Thursday, October 2, 2008

The "Most Hated Mom"

Did anyone watch Oprah yesterday?

When I saw the commercials indicating that all mothers should watch so that they do not make the same mistake that "the most hated mom" made, I wanted to watch. I wanted to see what this mother could have possibly done to be described in such harsh terms. I set up my TiVo just in case I forgot to watch. I didn't forget to watch.

I think I had tears in my eyes within the first two minutes of the show. I don't know how this woman could survive. I would want to die.

Of course I put myself into this woman's situation. Me being her and Jocelyn being her daughter. I don't even want to describe how imagining the death of Jocelyn at my own hand, unintentional as it may be, would make me feel. All I could do was cry. This poor little girl. I just pray that she never awoke and was not scared, sick, and wondering where her Mommy was. Even if she never did awaken in her car seat that day, the image of her awakening and then dying would still be burned into my imagination, as horrible as it is.

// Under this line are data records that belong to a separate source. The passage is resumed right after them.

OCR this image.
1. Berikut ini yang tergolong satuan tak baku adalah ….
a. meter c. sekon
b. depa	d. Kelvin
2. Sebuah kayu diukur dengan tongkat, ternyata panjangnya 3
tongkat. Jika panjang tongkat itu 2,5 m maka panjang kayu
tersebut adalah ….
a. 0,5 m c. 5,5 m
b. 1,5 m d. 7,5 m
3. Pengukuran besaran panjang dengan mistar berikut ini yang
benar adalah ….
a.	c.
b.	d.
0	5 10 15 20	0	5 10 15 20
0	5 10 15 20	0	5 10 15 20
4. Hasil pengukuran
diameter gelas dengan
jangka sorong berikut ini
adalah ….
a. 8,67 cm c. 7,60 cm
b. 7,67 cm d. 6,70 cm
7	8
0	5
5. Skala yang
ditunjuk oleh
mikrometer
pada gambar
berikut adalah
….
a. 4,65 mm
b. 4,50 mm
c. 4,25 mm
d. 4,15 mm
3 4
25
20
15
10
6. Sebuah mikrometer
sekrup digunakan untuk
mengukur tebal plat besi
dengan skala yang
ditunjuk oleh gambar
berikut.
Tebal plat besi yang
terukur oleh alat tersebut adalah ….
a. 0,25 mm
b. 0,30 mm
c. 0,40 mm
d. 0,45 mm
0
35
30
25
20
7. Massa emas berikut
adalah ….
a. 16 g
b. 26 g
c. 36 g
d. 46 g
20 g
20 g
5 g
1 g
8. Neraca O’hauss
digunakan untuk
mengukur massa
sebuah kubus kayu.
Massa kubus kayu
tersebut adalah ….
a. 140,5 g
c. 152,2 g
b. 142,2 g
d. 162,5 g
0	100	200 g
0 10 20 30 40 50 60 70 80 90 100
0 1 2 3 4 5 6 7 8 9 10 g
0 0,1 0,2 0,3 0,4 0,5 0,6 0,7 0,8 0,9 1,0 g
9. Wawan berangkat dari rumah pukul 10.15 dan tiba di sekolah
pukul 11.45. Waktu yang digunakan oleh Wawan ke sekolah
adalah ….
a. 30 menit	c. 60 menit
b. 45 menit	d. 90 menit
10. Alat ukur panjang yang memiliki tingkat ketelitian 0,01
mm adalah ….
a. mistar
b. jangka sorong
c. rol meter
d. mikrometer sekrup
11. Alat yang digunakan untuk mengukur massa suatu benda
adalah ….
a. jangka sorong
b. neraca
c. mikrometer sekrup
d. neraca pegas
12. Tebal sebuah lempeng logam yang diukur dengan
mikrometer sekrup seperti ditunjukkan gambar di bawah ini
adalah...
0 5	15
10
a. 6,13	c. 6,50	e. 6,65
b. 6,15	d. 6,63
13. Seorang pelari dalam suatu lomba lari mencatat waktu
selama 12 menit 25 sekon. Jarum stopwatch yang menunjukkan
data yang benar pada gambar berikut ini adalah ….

I don't know how I feel about this mother. Yes, I guess it could happen to anyone. I want to say that I cannot imagine that I would ever forget that Jocelyn was in the car and leave her there (especially for sooo long), BUT I'm not a working mom of two. I don't feel as stressed as this woman described herself as feeling (but still, leaving your daughter in a hot car for 7+ hours...not thinking about it once). What she did was horrible, but I do not look at her as a child killer. I can't say that it's not her fault that her baby is dead. I don't think she needs any more punishment than she is already dealing with on a day-to-day basis. I'm sure she is in a living hell. God, how do you live with yourself again after making such a deadly mistake. I'm not sure I could...

I just keep picturing that poor little girl strapped in her car seat. Heatstroke. Gone. Forever. One major mistake by the person who loved her the most.

Makes you think...

1 comment:

  1. there is definatley something wrong with this women. how in the hell do u leave your kid in a car for 7 hours and not remember shes in the car. HELLO i think she should have all her kids taken off of her until someone finds out whats wrong with this woman. was she high. there is definetly something wrong. i dont feel sorry for her. i feel sorry for any other children she has.